Risky Business: Is Cost Cutting Putting Your Quality at Risk?
Risky Business: Is Cost Cutting Putting Your Quality at Risk?
These are still difficult times for many businesses, including dental laboratories and dental practices. A real challenge can be how to balance economic stress on your business yet maintain the quality of your product. Are you sacrificing long-term quality for the short-term benefits of an improved gross margin? Toyota’s series of vehicle recalls is a prime example of that action. Here are some of the warning signs that have been identified by quality professionals:
- Repeating cost-cutting cycles.
- Ignoring or delaying operational signals.
- Aging equipment or degradation of maintenance services.
- Cutting quality or operational excellence personnel.
- Eliminating or outsourcing of customer assistance resources.
Cost Cutting
As business owners, we tend to use cost cutting as our primary strategy to increase profit. This is where quality is affected. Combining cost cutting with continuous improvement actions is a better answer. In other words, using your quality system to reduce remakes, for instance, adds to your bottom line and is a cost cutting measure that also improves customer satisfaction. Improving customer satisfaction can increase your business and reducing remakes improves your profit margin.
Ignoring Signals
Your dental clients are working on an appointment schedule and so are you. Getting the work out on time is critical to customer satisfaction and you meeting your standards, however, if you and your workers develop the attitude of just get it out the door on time, then quality can suffer. There should be procedures in your quality system for monitoring internal reworks, excessive use of materials, excessive scrap, etc. Are you paying close attention to these signals and addressing them immediately? These can be indicators that there is a failure in your processes and changes are required.
Aging Equipment
Equipment sales in the dental industry have certainly suffered over the past several years. Of course, this is a direct result of cost-cutting measures, but does the quality of your product suffer and in the long run is it going to cost you? A critical component of your quality system is maintenance of your equipment so it continues to operate at its optimum. The performance of your equipment is affected when you cut maintenance personnel, discontinue service contracts, or reduce your preventive maintenance cycles.
Cutting Quality Personnel
Most dental labs operate with quality checks in production, but that’s just one component of a quality system. At this time, it seems to me that the No.1 reason that dental laboratory owners are developing their formal quality system is to meet the FDA’s mandatory requirements for dental laboratories and also to pass an FDA inspection. Even if this is your incentive for assigning this responsibility to someone in your lab, this individual and the entire quality team must receive support from the top. The time that these individuals are allowed to monitor and improve the lab’s quality system is a direct measure of the commitment to the quality program. One of our client’s management representatives recently told me that the best thing she has been allowed to do is to form a quality team. It has been a motivational tool that has provided greater awareness of quality issues and has improved the quality of their product. The results: a greater profit margin. Don’t cut these personnel or any operational excellence personnel.

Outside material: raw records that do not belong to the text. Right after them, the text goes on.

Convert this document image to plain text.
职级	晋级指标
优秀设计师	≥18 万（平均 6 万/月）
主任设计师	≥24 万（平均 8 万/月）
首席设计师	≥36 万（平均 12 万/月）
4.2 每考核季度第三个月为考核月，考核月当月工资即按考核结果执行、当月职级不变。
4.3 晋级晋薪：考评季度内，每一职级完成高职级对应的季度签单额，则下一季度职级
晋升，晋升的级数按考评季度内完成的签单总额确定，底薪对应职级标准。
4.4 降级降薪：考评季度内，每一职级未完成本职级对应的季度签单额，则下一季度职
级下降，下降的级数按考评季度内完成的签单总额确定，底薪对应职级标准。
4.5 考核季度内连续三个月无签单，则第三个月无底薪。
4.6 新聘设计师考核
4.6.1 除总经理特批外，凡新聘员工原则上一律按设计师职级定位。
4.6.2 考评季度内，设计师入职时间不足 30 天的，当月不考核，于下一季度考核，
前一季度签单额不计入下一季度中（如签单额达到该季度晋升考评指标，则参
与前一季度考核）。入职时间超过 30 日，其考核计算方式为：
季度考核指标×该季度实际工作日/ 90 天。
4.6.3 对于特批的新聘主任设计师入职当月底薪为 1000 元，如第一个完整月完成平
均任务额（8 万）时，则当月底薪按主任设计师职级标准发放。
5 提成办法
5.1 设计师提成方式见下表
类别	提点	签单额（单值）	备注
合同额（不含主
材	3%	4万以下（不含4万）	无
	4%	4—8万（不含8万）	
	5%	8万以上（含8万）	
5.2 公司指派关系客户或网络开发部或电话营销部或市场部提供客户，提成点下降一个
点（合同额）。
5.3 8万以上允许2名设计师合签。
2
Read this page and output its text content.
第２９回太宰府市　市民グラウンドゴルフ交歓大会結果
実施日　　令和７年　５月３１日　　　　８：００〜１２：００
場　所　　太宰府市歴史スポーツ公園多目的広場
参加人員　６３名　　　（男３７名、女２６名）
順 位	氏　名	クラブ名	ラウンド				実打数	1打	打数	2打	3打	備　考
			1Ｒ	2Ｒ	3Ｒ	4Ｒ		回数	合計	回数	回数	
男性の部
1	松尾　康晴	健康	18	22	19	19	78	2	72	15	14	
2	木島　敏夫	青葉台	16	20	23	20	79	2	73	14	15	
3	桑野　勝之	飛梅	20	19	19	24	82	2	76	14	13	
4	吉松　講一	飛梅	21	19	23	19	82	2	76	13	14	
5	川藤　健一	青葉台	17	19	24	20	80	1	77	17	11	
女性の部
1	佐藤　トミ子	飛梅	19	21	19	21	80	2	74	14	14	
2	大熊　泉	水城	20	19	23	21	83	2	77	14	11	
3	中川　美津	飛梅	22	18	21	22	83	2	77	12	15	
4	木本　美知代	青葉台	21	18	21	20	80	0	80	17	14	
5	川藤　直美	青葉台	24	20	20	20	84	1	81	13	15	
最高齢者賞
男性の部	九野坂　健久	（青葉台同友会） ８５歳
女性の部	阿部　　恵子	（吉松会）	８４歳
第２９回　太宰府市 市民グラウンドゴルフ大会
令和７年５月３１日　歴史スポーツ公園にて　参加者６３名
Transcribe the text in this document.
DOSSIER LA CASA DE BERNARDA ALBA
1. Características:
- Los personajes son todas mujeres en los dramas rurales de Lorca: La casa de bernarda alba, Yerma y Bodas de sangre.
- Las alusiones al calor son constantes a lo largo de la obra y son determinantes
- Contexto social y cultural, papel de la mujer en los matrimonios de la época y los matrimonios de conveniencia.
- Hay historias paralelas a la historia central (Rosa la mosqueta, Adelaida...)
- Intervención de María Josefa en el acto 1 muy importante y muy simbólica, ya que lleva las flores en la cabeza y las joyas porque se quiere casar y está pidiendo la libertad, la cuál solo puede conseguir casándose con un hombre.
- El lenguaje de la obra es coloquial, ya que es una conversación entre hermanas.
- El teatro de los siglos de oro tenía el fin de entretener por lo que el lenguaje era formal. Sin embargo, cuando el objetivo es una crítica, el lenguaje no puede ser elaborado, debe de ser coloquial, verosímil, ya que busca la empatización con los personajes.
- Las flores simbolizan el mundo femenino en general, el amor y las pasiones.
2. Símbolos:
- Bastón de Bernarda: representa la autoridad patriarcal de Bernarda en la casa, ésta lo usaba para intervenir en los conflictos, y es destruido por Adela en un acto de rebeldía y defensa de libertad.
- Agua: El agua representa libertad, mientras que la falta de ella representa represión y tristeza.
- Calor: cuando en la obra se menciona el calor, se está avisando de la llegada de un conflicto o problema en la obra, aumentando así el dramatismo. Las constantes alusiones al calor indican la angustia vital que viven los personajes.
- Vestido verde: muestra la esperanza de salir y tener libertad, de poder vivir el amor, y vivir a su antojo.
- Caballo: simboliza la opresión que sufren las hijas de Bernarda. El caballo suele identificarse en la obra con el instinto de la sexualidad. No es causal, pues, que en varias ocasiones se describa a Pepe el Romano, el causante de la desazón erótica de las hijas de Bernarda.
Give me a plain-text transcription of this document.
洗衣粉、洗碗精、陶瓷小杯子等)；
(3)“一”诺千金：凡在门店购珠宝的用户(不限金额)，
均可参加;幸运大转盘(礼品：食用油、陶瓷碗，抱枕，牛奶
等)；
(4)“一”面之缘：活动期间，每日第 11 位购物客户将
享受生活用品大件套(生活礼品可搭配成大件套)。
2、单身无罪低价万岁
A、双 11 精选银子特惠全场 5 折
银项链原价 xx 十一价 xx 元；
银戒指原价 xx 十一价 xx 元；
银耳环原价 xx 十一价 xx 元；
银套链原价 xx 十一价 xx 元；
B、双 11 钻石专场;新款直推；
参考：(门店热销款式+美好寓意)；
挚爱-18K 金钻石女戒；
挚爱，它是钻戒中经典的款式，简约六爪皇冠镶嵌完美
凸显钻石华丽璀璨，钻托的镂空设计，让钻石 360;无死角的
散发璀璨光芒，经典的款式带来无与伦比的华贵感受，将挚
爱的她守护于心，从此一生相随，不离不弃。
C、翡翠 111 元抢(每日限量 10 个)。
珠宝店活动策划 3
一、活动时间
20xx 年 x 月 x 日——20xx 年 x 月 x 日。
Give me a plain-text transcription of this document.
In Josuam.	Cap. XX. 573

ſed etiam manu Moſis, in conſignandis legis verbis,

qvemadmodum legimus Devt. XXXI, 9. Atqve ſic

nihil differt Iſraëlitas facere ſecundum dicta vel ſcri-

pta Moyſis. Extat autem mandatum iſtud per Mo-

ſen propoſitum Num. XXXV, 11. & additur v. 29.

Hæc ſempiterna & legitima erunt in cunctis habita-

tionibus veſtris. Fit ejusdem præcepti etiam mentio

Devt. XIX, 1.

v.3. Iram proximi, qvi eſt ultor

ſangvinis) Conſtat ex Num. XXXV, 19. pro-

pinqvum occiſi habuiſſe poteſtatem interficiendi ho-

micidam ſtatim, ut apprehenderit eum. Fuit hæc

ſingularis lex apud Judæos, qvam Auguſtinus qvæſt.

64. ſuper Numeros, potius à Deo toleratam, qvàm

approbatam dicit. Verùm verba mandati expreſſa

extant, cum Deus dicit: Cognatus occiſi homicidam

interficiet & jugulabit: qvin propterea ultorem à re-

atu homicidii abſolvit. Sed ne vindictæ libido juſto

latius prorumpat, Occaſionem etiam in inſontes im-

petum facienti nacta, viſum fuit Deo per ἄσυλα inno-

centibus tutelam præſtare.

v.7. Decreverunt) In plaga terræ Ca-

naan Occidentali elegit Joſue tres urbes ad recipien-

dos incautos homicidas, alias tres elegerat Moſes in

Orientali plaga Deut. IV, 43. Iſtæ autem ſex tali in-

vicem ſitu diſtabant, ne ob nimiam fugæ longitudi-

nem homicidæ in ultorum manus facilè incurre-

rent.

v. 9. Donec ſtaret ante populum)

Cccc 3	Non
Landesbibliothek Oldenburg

Outsourcing Customer Service
Satisfying your customers is the key to your business’ success. From industry experts who advise dental laboratory owners on how to survive in this industry, I hear them speak of the importance of communication with your customers. Another critical component of your quality system is the identification of problems and quick handling of the issues. When you fail to meet your customer’s expectations, you risk losing that customer. If a dental lab is contemplating reducing the number of staff in customer service, then the efficiency of the customer service process may need to be improved. Develop ways to streamline the process and keep customers satisfied.
It’s a Balancing Act
If you’re facing the need to improve your profit margin (and who isn’t), you should consider what drives customer satisfaction along with what lowers your costs. Don’t let a short-term fix affect your long-term quality. It’s definitely a balancing act, but by applying the basic principles of a quality system you will greatly improve the quality of your product.